When European Courts judged the 15-year-old EU-US Safe Harbour/Harbor treaty to be invalid last October, Internet news sites started to report how terrible this was for EU companies placing data into cloud services offered (mostly) by American companies. For some, that may be true, but that assumes Safe Harbour is the only protection in place.
This week, IT news sites are at it again. The Register (the tabloid newspaper of IT news sites) has an article titled Safe Harbor 2.0: US-Europe talks on privacy go down to the wire but the actual URI belies a much more dramatic title of “Safe Harbor countdown to Armageddon”. Sensationalist at best, some might even say irresponsible.
I’m no lawyer but, for my customers, who are implementing Microsoft cloud services, there seems to be nothing to worry about and I’ll explain why in this blog post. Of course, Microsoft is just one of many cloud services providers – and for others there may be valid concerns.

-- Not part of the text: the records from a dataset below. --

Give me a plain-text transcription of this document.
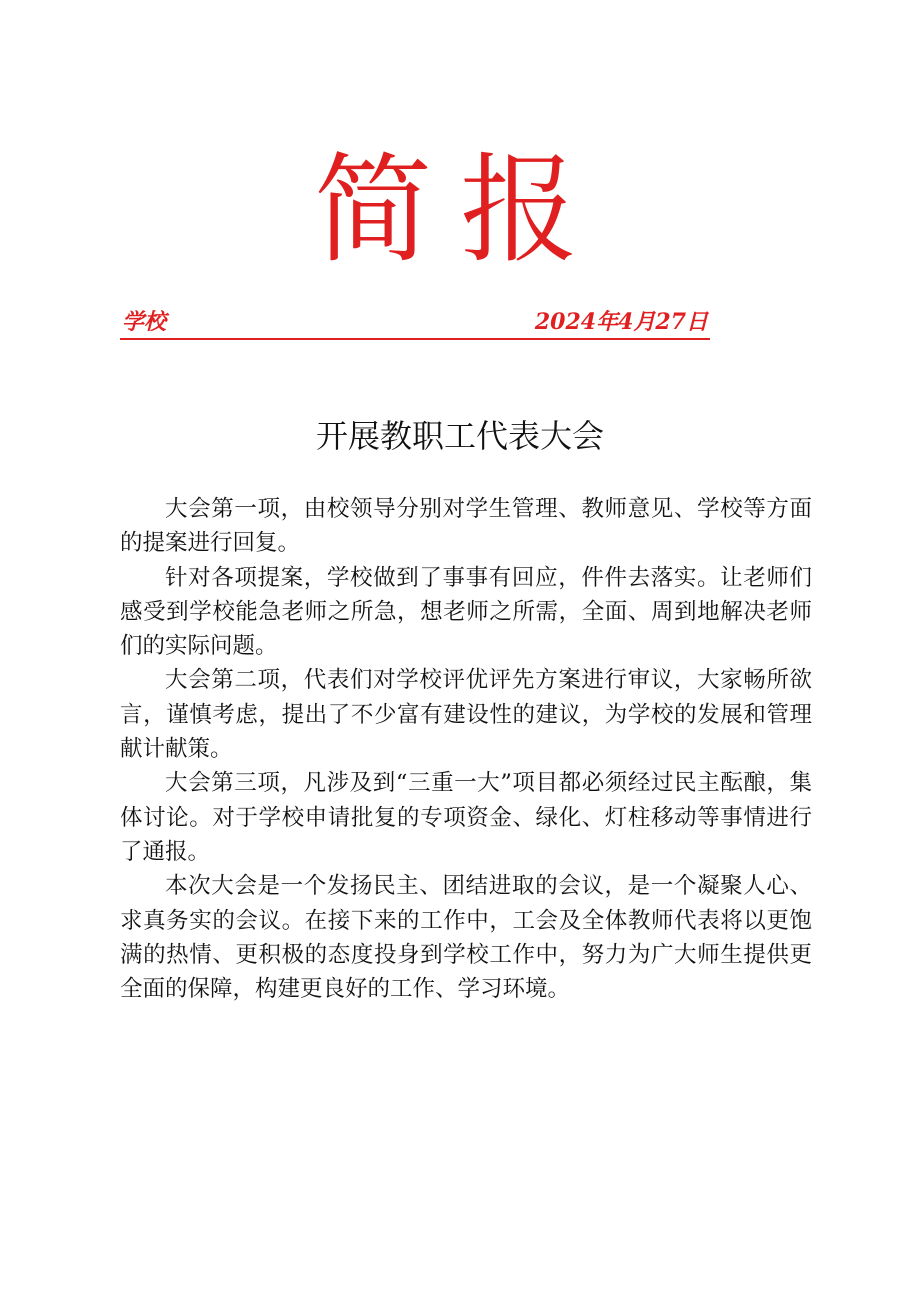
简报
学校	2024年4月27日
开展教职工代表大会

大会第一项，由校领导分别对学生管理、教师意见、学校等方面的提案进行回复。

针对各项提案，学校做到了事事有回应，件件去落实。让老师们感受到学校能急老师之所急，想老师之所需，全面、周到地解决老师们的实际问题。

大会第二项，代表们对学校评优评先方案进行审议，大家畅所欲言，谨慎考虑，提出了不少富有建设性的建议，为学校的发展和管理献计献策。

大会第三项，凡涉及到“三重一大”项目都必须经过民主酝酿，集体讨论。对于学校申请批复的专项资金、绿化、灯柱移动等事情进行了通报。

本次大会是一个发扬民主、团结进取的会议，是一个凝聚人心、求真务实的会议。在接下来的工作中，工会及全体教师代表将以更饱满的热情、更积极的态度投身到学校工作中，努力为广大师生提供更全面的保障，构建更良好的工作、学习环境。
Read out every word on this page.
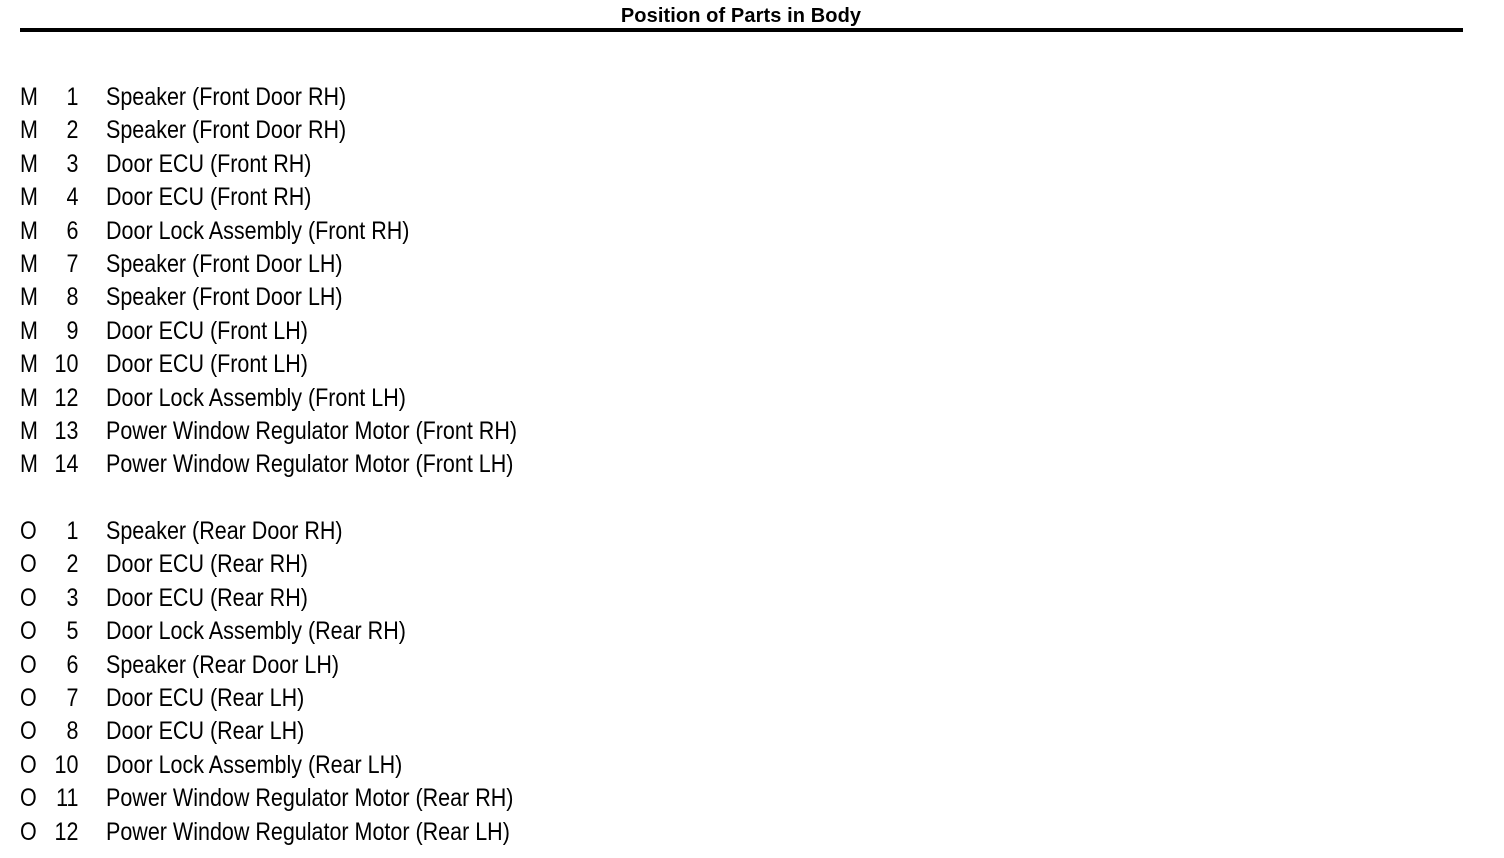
Position of Parts in Body
M	1 Speaker (Front Door RH)
M	2 Speaker (Front Door RH)
M	3 Door ECU (Front RH)
M	4 Door ECU (Front RH)
M	6 Door Lock Assembly (Front RH)
M	7 Speaker (Front Door LH)
M	8 Speaker (Front Door LH)
M	9 Door ECU (Front LH)
M 10 Door ECU (Front LH)
M 12 Door Lock Assembly (Front LH)
M 13 Power Window Regulator Motor (Front RH)
M 14 Power Window Regulator Motor (Front LH)
O	1 Speaker (Rear Door RH)
O	2 Door ECU (Rear RH)
O	3 Door ECU (Rear RH)
O	5 Door Lock Assembly (Rear RH)
O	6 Speaker (Rear Door LH)
O	7 Door ECU (Rear LH)
O	8 Door ECU (Rear LH)
O 10 Door Lock Assembly (Rear LH)
O 11 Power Window Regulator Motor (Rear RH)
O 12 Power Window Regulator Motor (Rear LH)
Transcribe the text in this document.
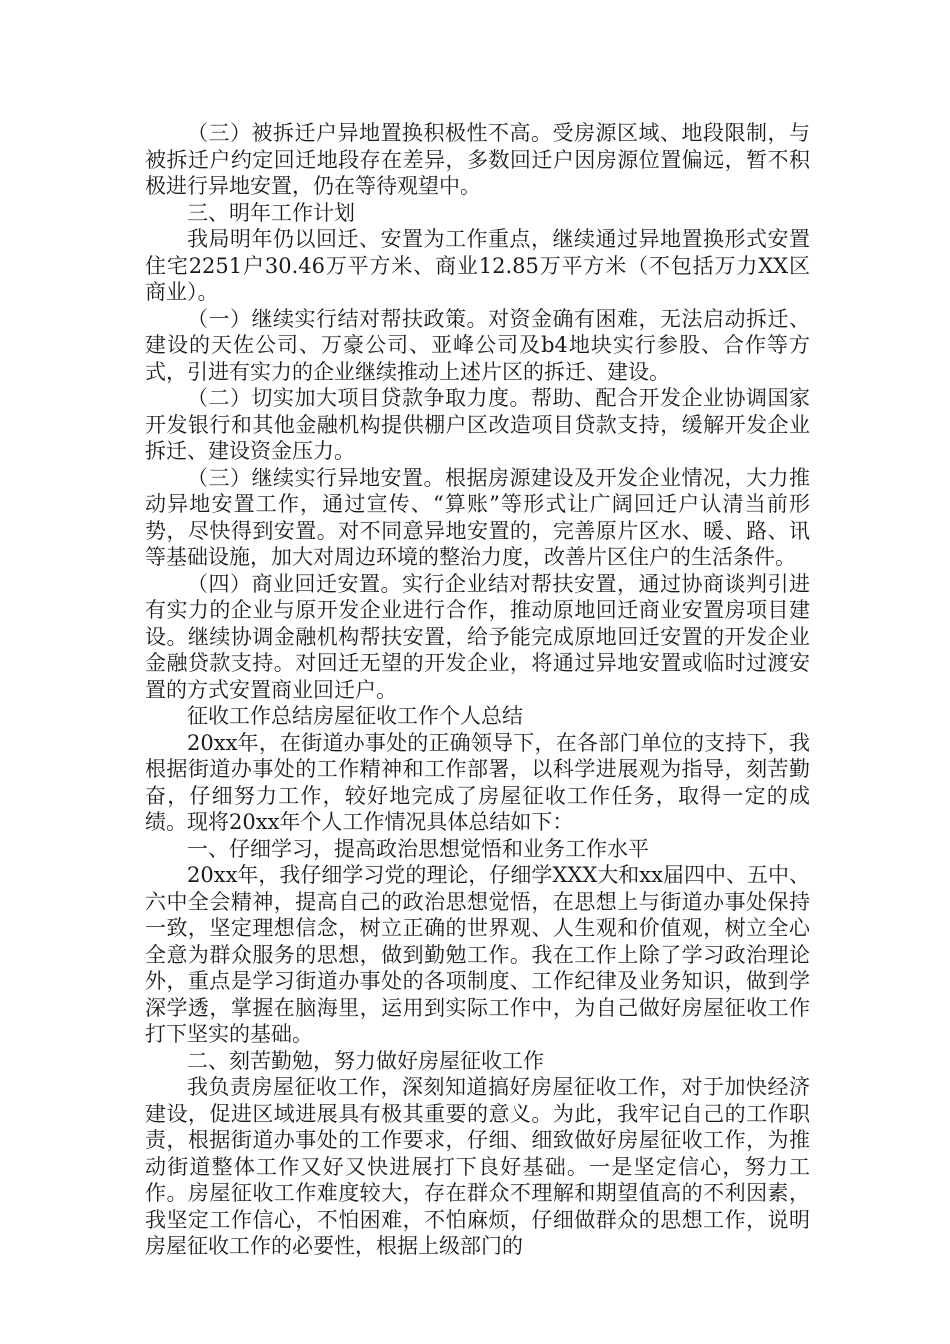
（三）被拆迁户异地置换积极性不高。受房源区域、地段限制，与被拆迁户约定回迁地段存在差异，多数回迁户因房源位置偏远，暂不积极进行异地安置，仍在等待观望中。

三、明年工作计划

我局明年仍以回迁、安置为工作重点，继续通过异地置换形式安置住宅2251户30.46万平方米、商业12.85万平方米（不包括万力XX区商业）。

（一）继续实行结对帮扶政策。对资金确有困难，无法启动拆迁、建设的天佐公司、万豪公司、亚峰公司及b4地块实行参股、合作等方式，引进有实力的企业继续推动上述片区的拆迁、建设。

（二）切实加大项目贷款争取力度。帮助、配合开发企业协调国家开发银行和其他金融机构提供棚户区改造项目贷款支持，缓解开发企业拆迁、建设资金压力。

（三）继续实行异地安置。根据房源建设及开发企业情况，大力推动异地安置工作，通过宣传、“算账”等形式让广阔回迁户认清当前形势，尽快得到安置。对不同意异地安置的，完善原片区水、暖、路、讯等基础设施，加大对周边环境的整治力度，改善片区住户的生活条件。

（四）商业回迁安置。实行企业结对帮扶安置，通过协商谈判引进有实力的企业与原开发企业进行合作，推动原地回迁商业安置房项目建设。继续协调金融机构帮扶安置，给予能完成原地回迁安置的开发企业金融贷款支持。对回迁无望的开发企业，将通过异地安置或临时过渡安置的方式安置商业回迁户。

征收工作总结房屋征收工作个人总结

20xx年，在街道办事处的正确领导下，在各部门单位的支持下，我根据街道办事处的工作精神和工作部署，以科学进展观为指导，刻苦勤奋，仔细努力工作，较好地完成了房屋征收工作任务，取得一定的成绩。现将20xx年个人工作情况具体总结如下：

一、仔细学习，提高政治思想觉悟和业务工作水平

20xx年，我仔细学习党的理论，仔细学XXX大和xx届四中、五中、六中全会精神，提高自己的政治思想觉悟，在思想上与街道办事处保持一致，坚定理想信念，树立正确的世界观、人生观和价值观，树立全心全意为群众服务的思想，做到勤勉工作。我在工作上除了学习政治理论外，重点是学习街道办事处的各项制度、工作纪律及业务知识，做到学深学透，掌握在脑海里，运用到实际工作中，为自己做好房屋征收工作打下坚实的基础。

二、刻苦勤勉，努力做好房屋征收工作

我负责房屋征收工作，深刻知道搞好房屋征收工作，对于加快经济建设，促进区域进展具有极其重要的意义。为此，我牢记自己的工作职责，根据街道办事处的工作要求，仔细、细致做好房屋征收工作，为推动街道整体工作又好又快进展打下良好基础。一是坚定信心，努力工作。房屋征收工作难度较大，存在群众不理解和期望值高的不利因素，我坚定工作信心，不怕困难，不怕麻烦，仔细做群众的思想工作，说明房屋征收工作的必要性，根据上级部门的
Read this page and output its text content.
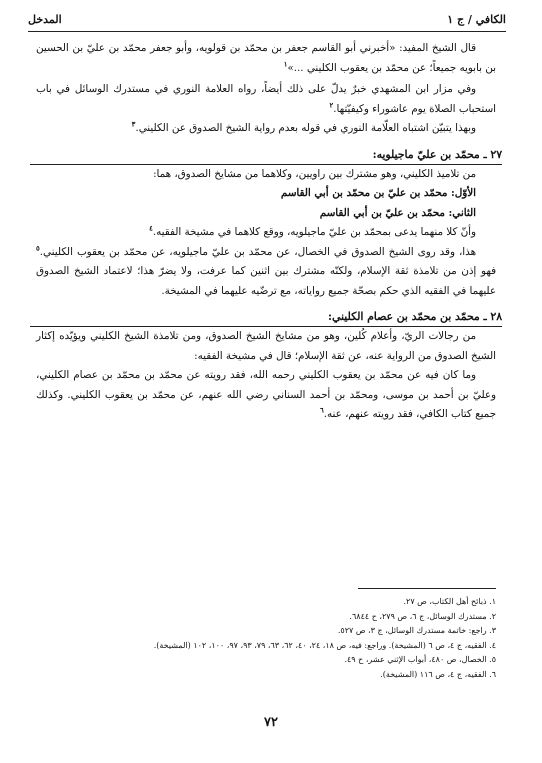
الكافي / ج ١
المدخل

قال الشيخ المفيد: «أخبرني أبو القاسم جعفر بن محمّد بن قولويه، وأبو جعفر محمّد بن عليّ بن الحسين بن بابويه جميعاً؛ عن محمّد بن يعقوب الكليني ...»$^١$

وفي مزار ابن المشهدي خبرٌ يدلّ على ذلك أيضاً، رواه العلامة النوري في مستدرك الوسائل في باب استحباب الصلاة يوم عاشوراء وكيفيّتها.$^٢$

وبهذا يتبيّن اشتباه العلّامة النوري في قوله بعدم رواية الشيخ الصدوق عن الكليني.$^٣$

٢٧ ـ محمّد بن عليّ ماجيلويه:

من تلاميذ الكليني، وهو مشترك بين راويين، وكلاهما من مشايخ الصدوق، هما:

الأوّل: محمّد بن عليّ بن محمّد بن أبي القاسم

الثاني: محمّد بن عليّ بن أبي القاسم

وأنّ كلا منهما يدعى بمحمّد بن عليّ ماجيلويه، ووقع كلاهما في مشيخة الفقيه.$^٤$

هذا، وقد روى الشيخ الصدوق في الخصال، عن محمّد بن عليّ ماجيلويه، عن محمّد بن يعقوب الكليني.$^٥$ فهو إذن من تلامذة ثقة الإسلام، ولكنّه مشترك بين اثنين كما عرفت، ولا يضرّ هذا؛ لاعتماد الشيخ الصدوق عليهما في الفقيه الذي حكم بصحّة جميع رواياته، مع ترضّيه عليهما في المشيخة.

٢٨ ـ محمّد بن محمّد بن عصام الكليني:

من رجالات الريّ، وأعلام كُلين، وهو من مشايخ الشيخ الصدوق، ومن تلامذة الشيخ الكليني ويؤيّده إكثار الشيخ الصدوق من الرواية عنه، عن ثقة الإسلام؛ قال في مشيخة الفقيه:

وما كان فيه عن محمّد بن يعقوب الكليني رحمه الله، فقد رويته عن محمّد بن محمّد بن عصام الكليني، وعليّ بن أحمد بن موسى، ومحمّد بن أحمد السناني رضي الله عنهم، عن محمّد بن يعقوب الكليني. وكذلك جميع كتاب الكافي، فقد رويته عنهم، عنه.$^٦$

١. ذبائح أهل الكتاب، ص ٢٧.
٢. مستدرك الوسائل، ج ٦، ص ٢٧٩، ح ٦٨٤٤.
٣. راجع: خاتمة مستدرك الوسائل، ج ٣، ص ٥٢٧.
٤. الفقيه، ج ٤، ص ٦ (المشيخة). وراجع: فيه، ص ١٨، ٢٤، ٤٠، ٦٢، ٦٣، ٧٩، ٩٣، ٩٧، ١٠٠، ١٠٢ (المشيخة).
٥. الخصال، ص ٤٨٠، أبواب الإثني عشر، ح ٤٩.
٦. الفقيه، ج ٤، ص ١١٦ (المشيخة).
٧٢
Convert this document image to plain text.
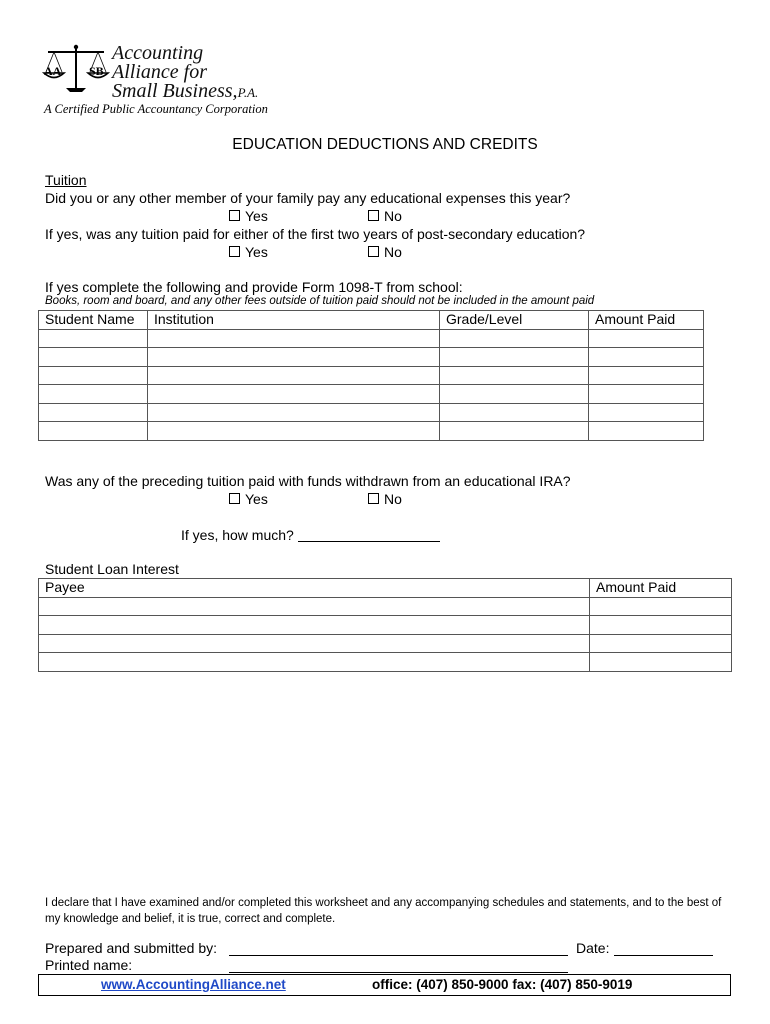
AA SB
Accounting
Alliance for
Small Business,P.A.
A Certified Public Accountancy Corporation
EDUCATION DEDUCTIONS AND CREDITS
Tuition
Did you or any other member of your family pay any educational expenses this year?
Yes	No
If yes, was any tuition paid for either of the first two years of post-secondary education?
Yes	No
If yes complete the following and provide Form 1098-T from school:
Books, room and board, and any other fees outside of tuition paid should not be included in the amount paid
Student Name	Institution	Grade/Level	Amount Paid

Was any of the preceding tuition paid with funds withdrawn from an educational IRA?
Yes	No
If yes, how much?
Student Loan Interest
Payee	Amount Paid

I declare that I have examined and/or completed this worksheet and any accompanying schedules and statements, and to the best of my knowledge and belief, it is true, correct and complete.
Prepared and submitted by:	Date:
Printed name:
www.AccountingAlliance.net	office: (407) 850-9000 fax: (407) 850-9019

The United States Export.Gov website currently displays the following text regarding Safe Harbor:
“On October 6, 2015, the European Court of Justice issued a judgment declaring as ‘invalid’ the European Commission’s Decision 2000/520/EC of 26 July 2000 ‘on the adequacy of the protection provided by the safe harbour privacy principles and related frequently asked questions issued by the US Department of Commerce.’
In the current rapidly changing environment, the Department of Commerce will continue to administer the Safe Harbor program, including processing submissions for self-certification to the Safe Harbor Framework. If you have questions, please contact the European Commission, the appropriate European national data protection authority, or legal counsel.”
EU Model Clauses trump Safe Harbour
Microsoft President and Chief Legal Officer, Brad Smith, issued a statement on 6 October 2015. Quoting from that article:
“For Microsoft’s enterprise cloud customers, we believe the clear answer is that yes they can continue to transfer data by relying on additional steps and legal safeguards we have put in place. This includes additional and stringent privacy protections and Microsoft’s compliance with the EU Model Clauses, which enable customers to move data between the EU and other places – including the United States – even in the absence of the Safe Harbor. Both the ruling and comments by the European Commission recognized these types of steps earlier today.
There’s also a follow-on post which talks in general terms about the wider issues and privacy beliefs but the key point is that Microsoft offers EU Model Clauses within its contracts, which go beyond Safe Harbour. Microsoft also has an FAQ on the EU Model Clauses that is worth a read.
Quoting again from the 6 October 2015 statement:
“We wanted to make sure all of our enterprise cloud customers receive this benefit so, beginning last year, we included compliance with the EU Model Clauses as a standard part of the contracts for our major enterprise cloud services with every customer. Microsoft cloud customers don’t need to do anything else to be covered in this way.”
That suggests to me that customers who have signed up to Azure Core Services, Office 365, Dynamics CRM Online or Intune since early 2014 already have greater privacy protection than was afforded by Safe Harbour – and that protection meets the EU’s current requirements. In short, Microsoft customers don’t need to worry about Safe Harbor (sic).